This is a function in C program (including in-line assembly) compiled and run ok with gcc.
extern unsigned char __heap_base; extern unsigned char __heap_limit; caddr_t _sbrk_r (struct _reent *r,int incr) { extern unsigned char __bottom_of_heap asm ("__heap_base"); extern unsigned char __limit_of_heap asm ("__heap_limit"); register unsigned char *__stack_ptr asm ("sp"); ... }
In another assembly file, the __heap_base, __heap_limit are defined as below(excerpts).
.global __heap_base
.global __heap_limit
__user_thread_space:
.equ __heap_base, __user_thread_space + THREAD_AREA
.equ __heap_limit, __heap_base + HEAP_SIZE
https://gcc.gnu.org/onlinedocs/gcc/Asm-Labels.html is setting the asm symbol names for those C vars. This lets you set the asm name regardless of whether the compiler normally prepends an extra _
or not, for example, or to override C++ name mangling. Or in this case simply to use a different asm symbol name than the C var name.
The register ... asm("regname")
global variable for the stack pointer is also documented: https://gcc.gnu.org/onlinedocs/gcc/Global-Register-Variables.html.
Assigning to that variable would certainly break things, and even reading it doesn't have fully well-defined / guaranteed semantics wrt. when the compiler modifies SP itself to make space for locals, push args for a function with lots of args, or wrt. alloca. For example, I wouldn't be surprised if CSE of __stack_ptr
was possible even in a loop that used alloca
, letting the compiler assume a C variable had the same value every time it was read, if you don't explicitly write it. But I'd also expect whatever value you get to be somewhere in the current function's stack frame, which is about as much as one can meaningfully say about the asm stack pointer in a C program. I certainly wouldn't try to write a context-switch function that did __stack_ptr = new_stack;
Note that the syntax for these two uses of the asm keyword is essentially identical: both are sort of telling the compiler: when you print a reference to this variable in the asm source you're making, use this name. (Of course it has to know whether it's a register or a symbol, especially on a load/store machine not a CISC).

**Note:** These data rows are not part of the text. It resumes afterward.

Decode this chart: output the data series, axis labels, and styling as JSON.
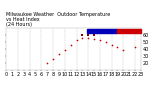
{
  "title": "Milwaukee Weather  Outdoor Temperature\nvs Heat Index\n(24 Hours)",
  "background_color": "#ffffff",
  "grid_color": "#bbbbbb",
  "hours": [
    0,
    1,
    2,
    3,
    4,
    5,
    6,
    7,
    8,
    9,
    10,
    11,
    12,
    13,
    14,
    15,
    16,
    17,
    18,
    19,
    20,
    21,
    22,
    23
  ],
  "temp": [
    null,
    null,
    null,
    null,
    null,
    null,
    null,
    20,
    25,
    32,
    38,
    45,
    52,
    56,
    55,
    54,
    52,
    50,
    45,
    42,
    38,
    null,
    42,
    null
  ],
  "heat_index": [
    null,
    null,
    null,
    null,
    null,
    null,
    null,
    null,
    null,
    null,
    null,
    null,
    null,
    60,
    60,
    60,
    null,
    null,
    null,
    null,
    null,
    null,
    null,
    null
  ],
  "temp_color": "#cc0000",
  "heat_color": "#8b0000",
  "legend_blue": "#0000bb",
  "legend_red": "#cc0000",
  "ylim": [
    10,
    70
  ],
  "xlim": [
    0,
    23
  ],
  "tick_fontsize": 3.5,
  "title_fontsize": 3.5,
  "marker_size": 1.5,
  "x_ticks": [
    0,
    1,
    2,
    3,
    4,
    5,
    6,
    7,
    8,
    9,
    10,
    11,
    12,
    13,
    14,
    15,
    16,
    17,
    18,
    19,
    20,
    21,
    22,
    23
  ],
  "x_tick_labels": [
    "0",
    "1",
    "2",
    "3",
    "4",
    "5",
    "6",
    "7",
    "8",
    "9",
    "10",
    "11",
    "12",
    "13",
    "14",
    "15",
    "16",
    "17",
    "18",
    "19",
    "20",
    "21",
    "22",
    "23"
  ],
  "y_ticks": [
    20,
    30,
    40,
    50,
    60
  ],
  "dashed_positions": [
    2,
    4,
    6,
    8,
    10,
    12,
    14,
    16,
    18,
    20,
    22
  ]
}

Why is extern variable declared inside a function?
I assume just to limit the scope of those declarations.
In normal ISO C, you can extern char bar;
inside a function, and the compiler will reference global variable bar
. (At least gcc -Wall -Wextra -Wpedantic
doesn't have any complaints, and you can see from the ASM that without any asm()
override, it's using plain bar
as the asm symbol name: https://godbolt.org/z/j1KznMEPG)

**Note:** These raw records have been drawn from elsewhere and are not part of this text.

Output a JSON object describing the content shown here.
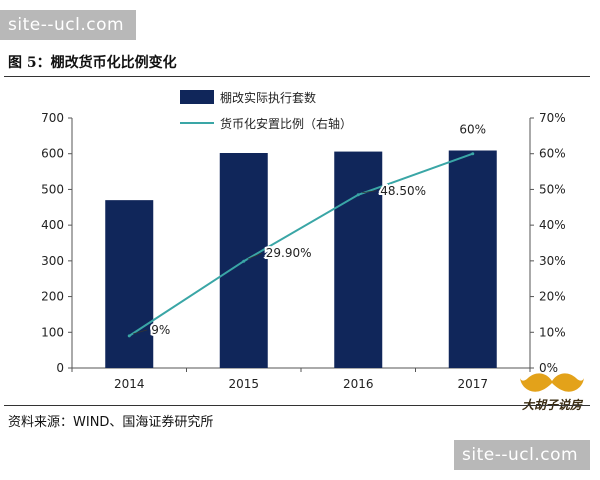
{
  "watermark": "site--ucl.com",
  "figure_title": "图 5：棚改货币化比例变化",
  "source": "资料来源：WIND、国海证券研究所",
  "logo_text": "大胡子说房",
  "colors": {
    "bar": "#10265a",
    "line": "#3aa6a6",
    "axis": "#555555"
  },
  "chart_data": {
    "type": "bar",
    "categories": [
      "2014",
      "2015",
      "2016",
      "2017"
    ],
    "series": [
      {
        "name": "棚改实际执行套数",
        "type": "bar",
        "axis": "left",
        "values": [
          470,
          602,
          606,
          609
        ]
      },
      {
        "name": "货币化安置比例（右轴）",
        "type": "line",
        "axis": "right",
        "values": [
          9,
          29.9,
          48.5,
          60
        ],
        "labels": [
          "9%",
          "29.90%",
          "48.50%",
          "60%"
        ]
      }
    ],
    "ylim": [
      0,
      700
    ],
    "y_ticks": [
      "0",
      "100",
      "200",
      "300",
      "400",
      "500",
      "600",
      "700"
    ],
    "y2lim": [
      0,
      70
    ],
    "y2_ticks": [
      "0%",
      "10%",
      "20%",
      "30%",
      "40%",
      "50%",
      "60%",
      "70%"
    ],
    "legend_position": "top-center",
    "grid": false
  }
}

I.e. it's referencing a variable in static storage with that name, with the C declaration scoped to this function instead of global scope.
(BTW, a static
var inside a function normally has an asm name that involves the function's name, so it doesn't conflict with a static var of the same name in another function. Of course, this is extern
not static
, so it makes sense it's using a plain global name.)